Sumber : Prasetya 2006
Penggunaan vegetasi dapat diselesaikan dengan penanganan lanskap buatan yaitu meninggikan sebagian permukaan pantai dengan pasirtanah dan
menutupinya dengan vegetasi sehingga selain memberikan perlindungan, juga memberikan keindahan dan kenyamanan Gambar 56.
Selanjutnya perlindungan pantai juga dapat dilakukan dengan hard solution seperti penguatan tepi pantai agar daratan terpisah dan tidak terganggu
oleh hempasan air laut Gambar 57. Antara batuan dan dasar tepi diberi geotextile agar kedap air laut.
Gambar 57. Konsep slope protection dan pelaksanaannya
Sumber : Hanson 2007
Gambar 58. Revitalisasi pasir pantai beach nourishment
Sumber : Latief 2008
Salah satu dari penyebab mundurnya garis pantai adalah berkurangnya pasokan sedimen kepantai sehingga net sedimen yang mengendap dipantai
menjadi negatif. Untuk mengatasi kekurangan pasokan sedimen ini diusahakan untuk memasok sedimen dari luar beach nourishment. Karena proses abrasi
terus berlangsung maka sedimen yang dipasok ini lama kelamaan akan hilang. Diusahakan agar kehilangan sedimen yang dipasok seminimum mungkin.
Keseimbangan garis pantai dan profil pantai stabil perlu dipelajari untuk menentukan volume material yang akan dipasok dan volume yang diperkirakan
akan hilang dalam jangka waktu tertentu Di Indonesia metode ini sudah diterapkan di Nusa Dua Bali Syamsudin dalam Latief, 2008.
Kombinasi solusi mitigasi bencana seringkali diperlukan untuk mengatasi menurunnya kualitas ketahanan lingkungan. Untuk mencegah
kehilangan sedimen pasir, telah diterapkan kombinasi beach nourishment, pembangunan groin dan detached breakwater seperti terlihat pada Gambar 59.
Gambar 59. Kombinasi beach nourishment, groin dan detached breakwater
Sumber : Hanson 2007
Gambar 60. Sistem peringatan dini terintegrasi dengan sistem penyelamatan diri
Sumber : Sopaheluwakan 2008
Pergerakan lempeng tektonik di dasar samudera dengan dampak kolateralnya tsunami akan terdeteksi oleh sistem peringatan dini dengan alat
berupa buoy yang terpasang di permukaan laut dan terikat ke dasar lautan, yang akan mengirimkan signal ke satelit Gambar 60. Signal kemudian
diteruskan ke pusat peringatan warning centre di pesisir dan pusat kendali nasional national control center.

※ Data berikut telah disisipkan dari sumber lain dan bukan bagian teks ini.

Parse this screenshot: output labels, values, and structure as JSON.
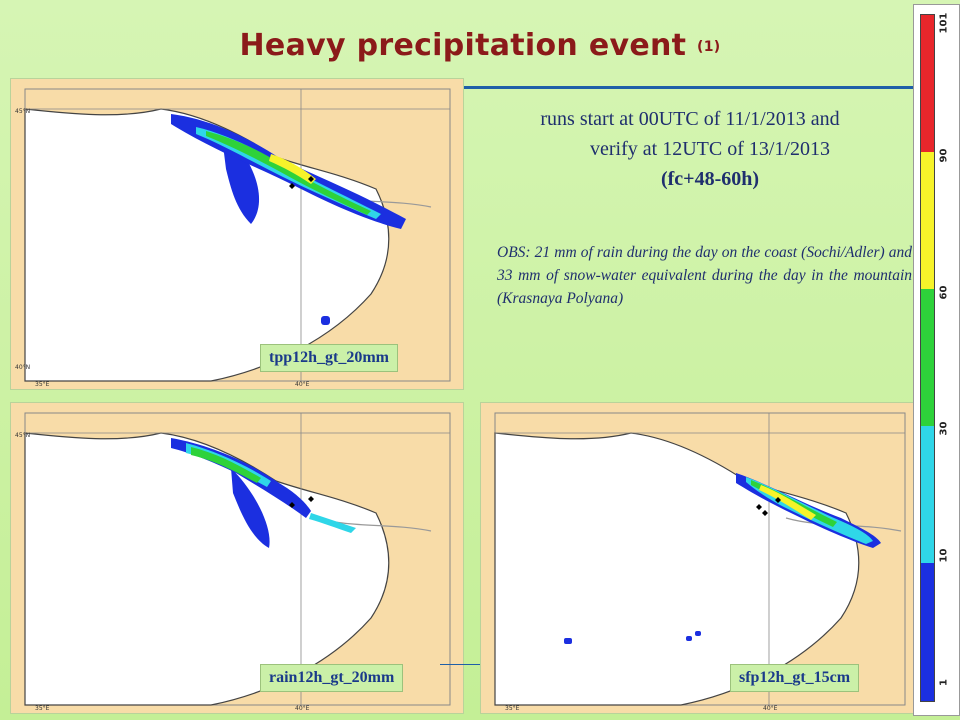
{
  "slide": {
    "title": "Heavy precipitation event",
    "title_suffix": "(1)",
    "runs_line1": "runs start at 00UTC of  11/1/2013 and",
    "runs_line2": "verify at 12UTC of 13/1/2013",
    "runs_line3": "(fc+48-60h)",
    "obs_text": "OBS: 21 mm of rain during the day on the coast (Sochi/Adler) and 33 mm of snow-water equivalent during the day in the mountain (Krasnaya Polyana)"
  },
  "maps": [
    {
      "label": "tpp12h_gt_20mm",
      "lon_ticks": [
        "35°E",
        "40°E"
      ],
      "lat_ticks": [
        "45°N",
        "40°N"
      ]
    },
    {
      "label": "rain12h_gt_20mm",
      "lon_ticks": [
        "35°E",
        "40°E"
      ],
      "lat_ticks": [
        "45°N",
        "40°N"
      ]
    },
    {
      "label": "sfp12h_gt_15cm",
      "lon_ticks": [
        "35°E",
        "40°E"
      ],
      "lat_ticks": [
        "45°N",
        "40°N"
      ]
    }
  ],
  "legend": {
    "ticks": [
      "101",
      "90",
      "60",
      "30",
      "10",
      "1"
    ],
    "colors": [
      "#e8262b",
      "#f7f32a",
      "#2ed23a",
      "#2fd6e8",
      "#1b2fe0"
    ]
  },
  "colors": {
    "land": "#f8dca8",
    "sea": "#ffffff",
    "title": "#8b1a1a",
    "text": "#1f2f6e"
  }
}
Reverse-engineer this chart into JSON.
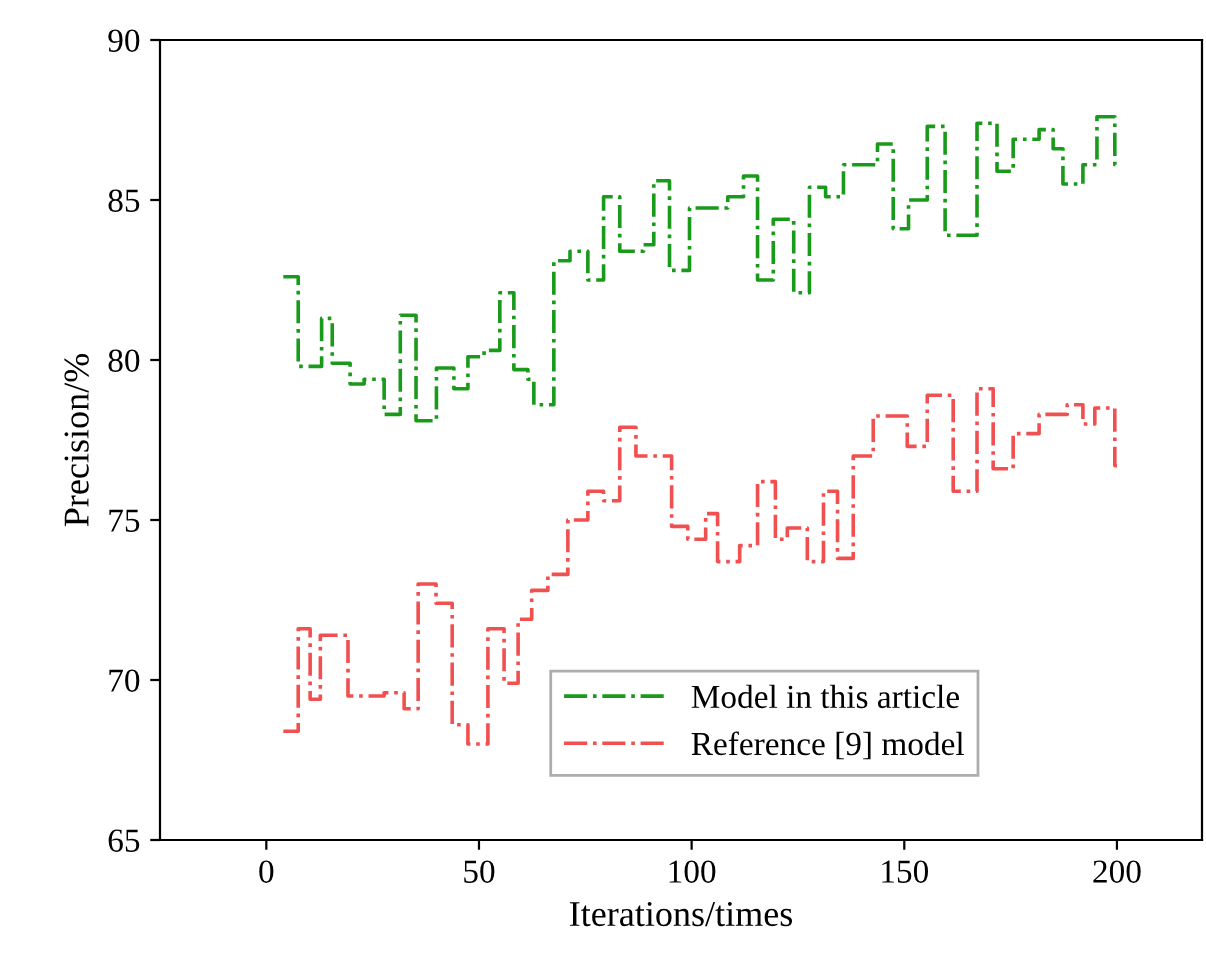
{
  "chart_data": {
    "type": "step",
    "xlabel": "Iterations/times",
    "ylabel": "Precision/%",
    "xlim": [
      -25,
      220
    ],
    "ylim": [
      65,
      90
    ],
    "xticks": [
      0,
      50,
      100,
      150,
      200
    ],
    "yticks": [
      65,
      70,
      75,
      80,
      85,
      90
    ],
    "grid": false,
    "legend": "bottom",
    "line_style": "dashdot",
    "marker": "none",
    "series": [
      {
        "name": "Model in this article",
        "color": "#1a9a1a",
        "x": [
          4,
          7.5,
          13,
          15.5,
          19.7,
          23,
          27.7,
          31.5,
          35.2,
          40,
          44.1,
          47.4,
          51.2,
          54.9,
          58.2,
          61.5,
          62.9,
          67.6,
          71.4,
          75.6,
          79.3,
          83.1,
          88.7,
          91.1,
          94.8,
          99.5,
          108.5,
          112.2,
          115.5,
          119.2,
          124,
          127.7,
          131.5,
          135.7,
          143.7,
          147.4,
          151,
          155.4,
          159.6,
          167.1,
          171.8,
          175.6,
          181.7,
          185,
          187.3,
          192,
          195.3,
          199.5,
          200
        ],
        "values": [
          82.6,
          79.8,
          81.3,
          79.9,
          79.25,
          79.4,
          78.3,
          81.4,
          78.1,
          79.75,
          79.1,
          80.1,
          80.3,
          82.1,
          79.7,
          79.4,
          78.6,
          83.1,
          83.4,
          82.5,
          85.1,
          83.4,
          83.6,
          85.6,
          82.8,
          84.75,
          85.1,
          85.75,
          82.5,
          84.4,
          82.1,
          85.4,
          85.1,
          86.1,
          86.75,
          84.1,
          85.0,
          87.3,
          83.9,
          87.4,
          85.9,
          86.9,
          87.2,
          86.6,
          85.5,
          86.1,
          87.6,
          86.1,
          86.1
        ]
      },
      {
        "name": "Reference [9] model",
        "color": "#f05050",
        "x": [
          4,
          7.5,
          10.3,
          12.7,
          19.2,
          27.7,
          32.4,
          35.7,
          39.9,
          43.7,
          47.4,
          52.1,
          55.9,
          59.2,
          62.4,
          66.2,
          70.9,
          75.6,
          79.3,
          83.1,
          86.9,
          95.3,
          99.1,
          103.3,
          106.1,
          111.3,
          115.5,
          119.7,
          122.5,
          127.2,
          131,
          134.3,
          138,
          142.7,
          150.7,
          155.4,
          161.5,
          167.1,
          170.9,
          175.6,
          181.7,
          188.3,
          192,
          194.8,
          199.5,
          200
        ],
        "values": [
          68.4,
          71.6,
          69.4,
          71.4,
          69.5,
          69.6,
          69.1,
          73.0,
          72.4,
          68.6,
          68.0,
          71.6,
          69.9,
          71.9,
          72.8,
          73.3,
          75.0,
          75.9,
          75.6,
          77.9,
          77.0,
          74.8,
          74.4,
          75.2,
          73.7,
          74.2,
          76.2,
          74.4,
          74.75,
          73.7,
          75.9,
          73.8,
          77.0,
          78.25,
          77.3,
          78.9,
          75.9,
          79.1,
          76.6,
          77.7,
          78.3,
          78.6,
          78.0,
          78.5,
          76.7,
          76.7
        ]
      }
    ]
  }
}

Petugas di pusat peringatan warning centre
akan memastikan apakah signal tersebut merupakan ancaman tsunami atau bukan, dan jika benar merupakan ancaman maka petugas akan memberikan
tanda bahaya melalui sirine, email, telepon selular, maupun pemberitahuan secara tradisional. Bersamaan dengan pemberitahuan melaui berbagai macam
media tersebut, petugas instansi terkait dan masyarakat yang sudah terlatih dalam kegiatan penyelamatan diri akan membantu masyarakat lainnya menuju
lokasi terdekat yang aman dari ancaman tsunami Sopaheluwakan, 2008. Mengingat upaya mitigasi dengan sistem peringatan dini dan
penyelamatan diri sudah di laksanakan sebagai kegiatan bersama delapan negara yaitu Indonesia, Jerman, Jepang, China, Amerika, Perancis, Australia,
dan Malaysia sejak tahun 2005 Sopaheluwakan, 2008, diharapkan INA TEWS Indonesia Tsunami Early Warning System merupakan bentuk mitigasi yang
efektif diterapkan di salah satu lokasi penelitian yaitu Ciamis yang berdekatan dengan lokasi patahan utama megafaultmegatrust di selatan pulau Jawa.